W. had found Doctor's copy of the Gardner portrait. Had written below it with his name: "1864." He had put 1863 on mine. I spoke of it. Put his finger on the figures: "Is that 1864?"—adding: "Well—'63 or '64, it is all one: it amounts to about the same thing. I should find another copy of the picture for O'Connor." Then of O'Connor again: "Poor William: it is dreadful news indeed!" Then: "I can't get my mind off it: I have been thinking, worrying over him all day." Ed told me W. had got up bad and had got no better through the day. Has not worked. W. leaned over to tease the fire a little. After a few shoves with the poker into the flames he threw himself back in his chair as if exhausted. "I feel a little faint—some dizziness." Complexion not bad. "The devil's in me today," he said: "has complete possession." After going down stairs it struck me that it might be best for B. to come to Camden in the forenoon. I also wished to take Nelly's postcard to Doctor. I went back to W.'s room. He was much pleased with the idea. The light was down. He sat there his head resting on his left hand. "Bucke says we make too much of our fears concerning William." But W. said: "I know Maurice wants us to keep a stiff upper lip: we'll do so: but it can't be denied that the prospect is dark indeed."

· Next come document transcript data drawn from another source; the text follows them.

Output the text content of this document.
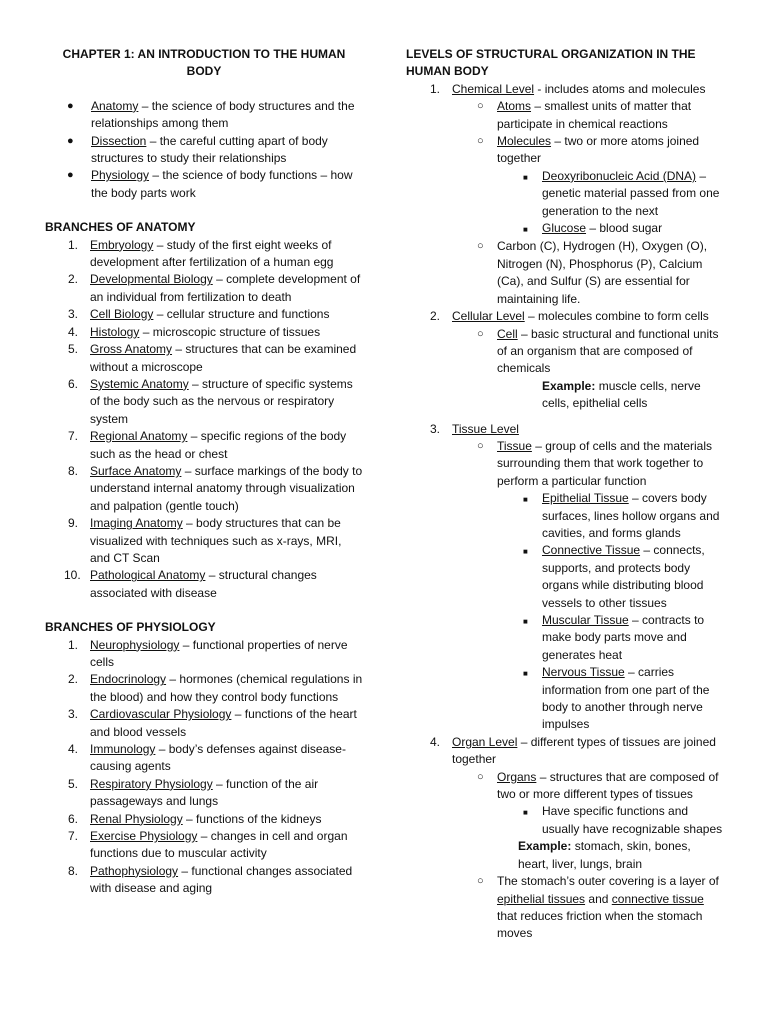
CHAPTER 1: AN INTRODUCTION TO THE HUMAN BODY
●	Anatomy – the science of body structures and the relationships among them
●	Dissection – the careful cutting apart of body structures to study their relationships
●	Physiology – the science of body functions – how the body parts work
BRANCHES OF ANATOMY
1. Embryology – study of the first eight weeks of development after fertilization of a human egg
2. Developmental Biology – complete development of an individual from fertilization to death
3. Cell Biology – cellular structure and functions
4. Histology – microscopic structure of tissues
5. Gross Anatomy – structures that can be examined without a microscope
6. Systemic Anatomy – structure of specific systems of the body such as the nervous or respiratory system
7. Regional Anatomy – specific regions of the body such as the head or chest
8. Surface Anatomy – surface markings of the body to understand internal anatomy through visualization and palpation (gentle touch)
9. Imaging Anatomy – body structures that can be visualized with techniques such as x-rays, MRI, and CT Scan
10. Pathological Anatomy – structural changes associated with disease
BRANCHES OF PHYSIOLOGY
1. Neurophysiology – functional properties of nerve cells
2. Endocrinology – hormones (chemical regulations in the blood) and how they control body functions
3. Cardiovascular Physiology – functions of the heart and blood vessels
4. Immunology – body’s defenses against disease-causing agents
5. Respiratory Physiology – function of the air passageways and lungs
6. Renal Physiology – functions of the kidneys
7. Exercise Physiology – changes in cell and organ functions due to muscular activity
8. Pathophysiology – functional changes associated with disease and aging
LEVELS OF STRUCTURAL ORGANIZATION IN THE HUMAN BODY
1. Chemical Level - includes atoms and molecules
○	Atoms – smallest units of matter that participate in chemical reactions
○	Molecules – two or more atoms joined together
■	Deoxyribonucleic Acid (DNA) – genetic material passed from one generation to the next
■	Glucose – blood sugar
○	Carbon (C), Hydrogen (H), Oxygen (O), Nitrogen (N), Phosphorus (P), Calcium (Ca), and Sulfur (S) are essential for maintaining life.
2. Cellular Level – molecules combine to form cells
○	Cell – basic structural and functional units of an organism that are composed of chemicals
Example: muscle cells, nerve cells, epithelial cells
3. Tissue Level
○	Tissue – group of cells and the materials surrounding them that work together to perform a particular function
■	Epithelial Tissue – covers body surfaces, lines hollow organs and cavities, and forms glands
■	Connective Tissue – connects, supports, and protects body organs while distributing blood vessels to other tissues
■	Muscular Tissue – contracts to make body parts move and generates heat
■	Nervous Tissue – carries information from one part of the body to another through nerve impulses
4. Organ Level – different types of tissues are joined together
○	Organs – structures that are composed of two or more different types of tissues
■	Have specific functions and usually have recognizable shapes
Example: stomach, skin, bones, heart, liver, lungs, brain
○	The stomach’s outer covering is a layer of epithelial tissues and connective tissue that reduces friction when the stomach moves
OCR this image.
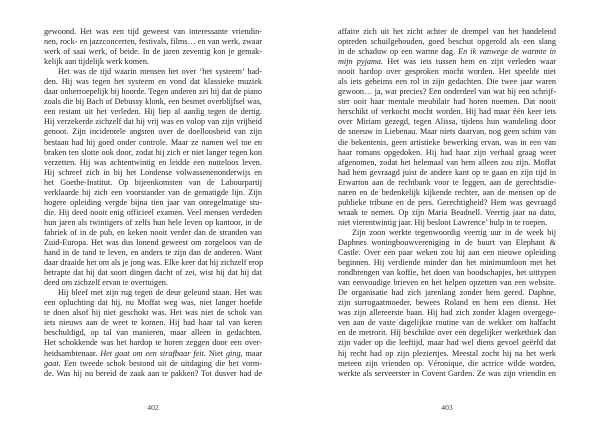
gewoond. Het was een tijd geweest van interessante vriendin-
nen, rock- en jazzconcerten, festivals, films… en van werk, zwaar
werk of saai werk, of beide. In de jaren zeventig kon je gemak-
kelijk aan tijdelijk werk komen.
Het was de tijd waarin mensen het over ‘het systeem’ had-
den. Hij was tegen het systeem en vond dat klassieke muziek
daar onherroepelijk bij hoorde. Tegen anderen zei hij dat de piano
zoals die bij Bach of Debussy klonk, een besmet overblijfsel was,
een restant uit het verleden. Hij liep al aardig tegen de dertig.
Hij verzekerde zichzelf dat hij vrij was en volop van zijn vrijheid
genoot. Zijn incidentele angsten over de doelloosheid van zijn
bestaan had hij goed onder controle. Maar ze namen wel toe en
braken ten slotte ook door, zodat hij zich er niet langer tegen kon
verzetten. Hij was achtentwintig en leidde een nutteloos leven.
Hij schreef zich in bij het Londense volwassenenonderwijs en
het Goethe-Institut. Op bijeenkomsten van de Labourpartij
verklaarde hij zich een voorstander van de gematigde lijn. Zijn
hogere opleiding vergde bijna tien jaar van onregelmatige stu-
die. Hij deed nooit enig officieel examen. Veel mensen verdeden
hun jaren als twintigers of zelfs hun hele leven op kantoor, in de
fabriek of in de pub, en keken nooit verder dan de stranden van
Zuid-Europa. Het was dus lonend geweest om zorgeloos van de
hand in de tand te leven, en anders te zijn dan de anderen. Want
daar draaide het om als je jong was. Elke keer dat hij zichzelf erop
betrapte dat hij dat soort dingen dacht of zei, wist hij dat hij dat
deed om zichzelf ervan te overtuigen.
Hij bleef met zijn rug tegen de deur geleund staan. Het was
een opluchting dat hij, nu Moffat weg was, niet langer hoefde
te doen alsof hij niet geschokt was. Het was niet de schok van
iets nieuws aan de weet te komen. Hij had haar tal van keren
beschuldigd, op tal van manieren, maar alleen in gedachten.
Het schokkende was het hardop te horen zeggen door een over-
heidsambtenaar. Het gaat om een strafbaar feit. Niet ging, maar
gaat. Een tweede schok bestond uit de uitdaging die het vorm-
de. Was hij nu bereid de zaak aan te pakken? Tot dusver had de
402
affaire zich uit het zicht achter de drempel van het handelend
optreden schuilgehouden, goed beschut opgerold als een slang
in de schaduw op een warme dag. En ik vanwege de warmte in
mijn pyjama. Het was iets tussen hem en zijn verleden waar
nooit hardop over gesproken mocht worden. Het speelde niet
als iets geheims een rol in zijn gedachten. Die twee jaar waren
gewoon… ja, wat precies? Een onderdeel van wat hij een schrijf-
ster ooit haar mentale meubilair had horen noemen. Dat nooit
herschikt of verkocht mocht worden. Hij had maar één keer iets
over Miriam gezegd, tegen Alissa, tijdens hun wandeling door
de sneeuw in Liebenau. Maar niets daarvan, nog geen schim van
die bekentenis, geen artistieke bewerking ervan, was in een van
haar romans opgedoken. Hij had haar zijn verhaal graag weer
afgenomen, zodat het helemaal van hem alleen zou zijn. Moffat
had hem gevraagd juist de andere kant op te gaan en zijn tijd in
Erwarton aan de rechtbank voor te leggen, aan de gerechtsdie-
naren en de bedenkelijk kijkende rechter, aan de mensen op de
publieke tribune en de pers. Gerechtigheid? Hem was gevraagd
wraak te nemen. Op zijn Maria Beadnell. Veertig jaar na dato,
niet vierentwintig jaar. Hij besloot Lawrence’ hulp in te roepen.
Zijn zoon werkte tegenwoordig veertig uur in de week bij
Daphnes woningbouwvereniging in de buurt van Elephant &
Castle. Over een paar weken zou hij aan een nieuwe opleiding
beginnen. Hij verdiende minder dan het minimumloon met het
rondbrengen van koffie, het doen van boodschapjes, het uittypen
van eenvoudige brieven en het helpen opzetten van een website.
De organisatie had zich jarenlang zonder hem gered. Daphne,
zijn surrogaatmoeder, bewees Roland en hem een dienst. Het
was zijn allereerste baan. Hij had zich zonder klagen overgege-
ven aan de vaste dagelijkse routine van de wekker om halfacht
en de metrorit. Hij beschikte over een degelijker werkethiek dan
zijn vader op die leeftijd, maar had wel diens gevoel geërfd dat
hij recht had op zijn pleziertjes. Meestal zocht hij na het werk
meteen zijn vrienden op. Véronique, die actrice wilde worden,
werkte als serveerster in Covent Garden. Ze was zijn vriendin en
403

Then to Philadelphia. At Dooner's, before I had said a word, the clerk asked: "Are you after the Doctor? He just this minute went out the door—I don't know which way." So I dusted at once, hurrying to the corner of Tenth and Chestnut. I looked west first, then east. There, sure enough, was the familiar grey hat, under the electric light in front of Reed's big clothing store. Bucke shook his head over William. "I'm trying to believe otherwise," he said, "but his end is near." He said he did not like the news I brought from Walt, either. "Things look bad all around," he said. He walked past the post office in the chill March wind. We stood at the corner of Ninth and Market and talked for a long time. Then I took a car and went uptown. B. engaged to meet me at W.'s in the morning at half-past nine. I said to B.: "Walt has the feeling that you can help him: he says he wants you to come over without your medicine chest: he says he does not want the pills but you: he says you are a tonic: he says your best advice to him has been in telling him not what to do but what not to do." B. said: "The old man's as cute as they make 'em! No doctor can tell him anything about his condition that he does not already know himself." I said: "You seem to think Walt allseeing." He laughed. "It amounts to that," he said. I said: "Walt would rather not have it so." B. retorted hotly: "Walt's got nothing to do with it."